Single by Orleans

from the album Orleans II and Let There Be Music
- B-side: "Give One Heart"
- Released: April 1975
- Recorded: 1974
- Genre: Soft rock
- Length: 3:30 (single version) 4:04 (album version)
- Label: Asylum
- Songwriters: Larry Hoppen, Johanna Hall
- Producer: Chuck Plotkin

Orleans singles chronology
| "If" (1974) | "Let There Be Music" (1975) | "Dance with Me" (1975) |

= Let There Be Music (song) =

1975 single by Orleans

"Let There Be Music" is a song written by Larry Hoppen and Johanna Hall that was first released by Orleans on their 1974 album Orleans II and again as the title track to their 1975 album Let There Be Music. It was the lead single from Let There Be Music, peaking at No. 55 on the Billboard Hot 100.

==Music and lyrics==
Roanoke Times critic Rome Scott described "Let There Be Music" as a boogie. Cash Box said that "a great power chorded intro leads into a crisp rocking number which is reminiscent of the sound of the Doobie Brothers, The Who, and about a half dozen others" and that the "anthem-like qualities of this rocker and fine instrumental interplay add up to a hit." Press and Sun Bulletin critic Chris Carson also suggested a similarity to the Doobie Brothers. Green Bay Press-Gazette critic Pat Moran said that the song "is patterned almost exactly after the [Doobie] Brothers' first hit "Listen to the Music" but it rocks a bit more than Toulouse Street. Record World said of the track that the "band comes up with the California brand of country rock boogie a la Eagles." Joy McLain of The Wichita Beacon said that the song has "the steady rock beat for a radio song." AllMusic critic David Cleary described it as a power pop song and as "an agreeably forceful and hook-filled electric guitar-based selection featuring an especially ardent vocal." Fellow AllMusic critic Alex Henderson described it as "anthemic".

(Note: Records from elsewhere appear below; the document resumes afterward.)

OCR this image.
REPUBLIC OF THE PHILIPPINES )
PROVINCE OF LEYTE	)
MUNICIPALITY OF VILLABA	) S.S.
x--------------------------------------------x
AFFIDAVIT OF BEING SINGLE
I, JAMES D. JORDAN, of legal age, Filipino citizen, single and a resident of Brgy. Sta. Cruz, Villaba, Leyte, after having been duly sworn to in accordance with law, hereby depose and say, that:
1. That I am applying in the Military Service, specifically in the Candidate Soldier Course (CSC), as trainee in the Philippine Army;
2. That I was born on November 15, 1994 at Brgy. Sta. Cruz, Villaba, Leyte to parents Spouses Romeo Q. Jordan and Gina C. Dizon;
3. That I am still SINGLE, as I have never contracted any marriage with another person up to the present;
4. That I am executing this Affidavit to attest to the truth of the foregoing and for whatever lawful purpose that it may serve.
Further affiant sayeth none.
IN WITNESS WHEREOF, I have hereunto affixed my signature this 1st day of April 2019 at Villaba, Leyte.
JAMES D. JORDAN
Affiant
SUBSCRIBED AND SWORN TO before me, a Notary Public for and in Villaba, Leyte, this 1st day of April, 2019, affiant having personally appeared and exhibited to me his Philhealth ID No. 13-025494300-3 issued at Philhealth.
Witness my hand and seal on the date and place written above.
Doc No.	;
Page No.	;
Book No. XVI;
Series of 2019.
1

Carl Quicquaro of the Valley Advocate Amherst suggested that the lyrics "Let there be music/let it shine like the sun" and "Everybody's got to have some fun" "speak for themselves" to provide an uplifting conclusion to side 1 of the album.

The single version differs from the album version in that the album version ends with a longer instrumental section.

==Reception==
Henderson considered "Let There Be Music" to be one of the best songs on Orleans II and one of the songs that indicated that ABC Records made a mistake by dropping the band after that album was released. Tampa Tribune critic Michael Kilgore described the song as a hit. McLain also regarded the single as a hit, but preferred the longer album version. Orlando Sentinel critic H. Nathan called it a "great tune", describing it as a "get-off-your-feet, unabashed rocker". Billboard chose it as a "Top Single Pick". Classic Rock History critic Millie Zeller rated it as Orleans 3rd best song, calling it a "soft rock delight" and stating that "The guitar riffs of this song were simply amazing. If you want that great tune perfect as you're on the road, 'Let There Be Music' is it."

== Chart performance ==
In the United States, the single peaked at No. 55 on the Billboard Hot 100, No. 53 on the Cash Box Top 100 Singles chart and No. 49 on the Record World singles chart. It peaked at No. 96 in Canada.